Delegate elections were organized independently by the campesino movement. The Congress was first planned to be held in Calabazas de Sagua, however following the aerial bombings by the Batista regime, the site was changed to Soledad de Mayarí Arriba. On the morning of September 21, 1958, the transcendental event was inaugurated with the participation of over 200 delegates.
There, representing Cuban women were five females from the Sierra, elected by their grass roots associations, who ratified their decision to continue fighting alongside their husbands, sons and brothers. Also present were a group of agricultural workers, the majority from sugar mills.

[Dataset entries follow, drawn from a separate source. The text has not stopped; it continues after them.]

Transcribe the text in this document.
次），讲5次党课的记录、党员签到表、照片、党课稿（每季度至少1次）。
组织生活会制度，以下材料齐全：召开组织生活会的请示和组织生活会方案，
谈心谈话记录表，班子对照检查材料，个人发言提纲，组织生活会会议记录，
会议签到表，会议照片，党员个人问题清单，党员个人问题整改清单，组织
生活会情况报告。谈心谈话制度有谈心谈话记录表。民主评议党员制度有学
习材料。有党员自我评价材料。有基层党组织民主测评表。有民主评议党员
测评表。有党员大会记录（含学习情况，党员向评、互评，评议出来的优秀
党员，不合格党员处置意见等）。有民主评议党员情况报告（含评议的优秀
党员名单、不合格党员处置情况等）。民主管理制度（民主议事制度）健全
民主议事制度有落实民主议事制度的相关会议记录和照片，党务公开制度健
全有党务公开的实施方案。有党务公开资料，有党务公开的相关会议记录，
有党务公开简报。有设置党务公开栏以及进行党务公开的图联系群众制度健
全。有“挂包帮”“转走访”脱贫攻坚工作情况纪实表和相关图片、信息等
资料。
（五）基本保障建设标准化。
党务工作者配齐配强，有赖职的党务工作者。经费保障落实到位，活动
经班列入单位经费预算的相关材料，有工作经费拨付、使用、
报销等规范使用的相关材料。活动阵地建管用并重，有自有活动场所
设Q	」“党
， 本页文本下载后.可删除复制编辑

Before Raúl, Vilma Espín and various leaders of the Second Front, Pepe Ramírez presented the Central Report to the Congress, giving a summary of activities undertaken by the CRCs since their creation, and providing a thorough explanation of the fundamental problems afflicting the country, with special emphasis on the miserable situation of campesinos. Condemnation of the exploitation to which rural workers were subjected, extortion by money lenders, demands for a just agricultural reform and better quality of life for campesions were expressed both during debates following the report, and in remarks made by participants.
Following the election of the Regional Agrarian Committee directorate, Comandante Raúl Castro Ruz, leader of the Second Front and responsible for making the closing remarks, described the Congress as memorable. “Currently, in this historic era we are living, there can be no Cuban Revolution without agrarian reform; and here, perhaps despite our own participation in the process, we are unaware of the magnitude of the act, because right now, today, the Agrarian Revolution is beginning, is emerging, and must form the basis of the true Cuban Revolution.”
He went on to highlight, “At this moment, the main objective of campesinos must be to build and sustain unity. Herein lies the key, if we want to triumph and secure our demands. Reactionary forces mobilizing against unity can be defeated if we remain united and vigilant.”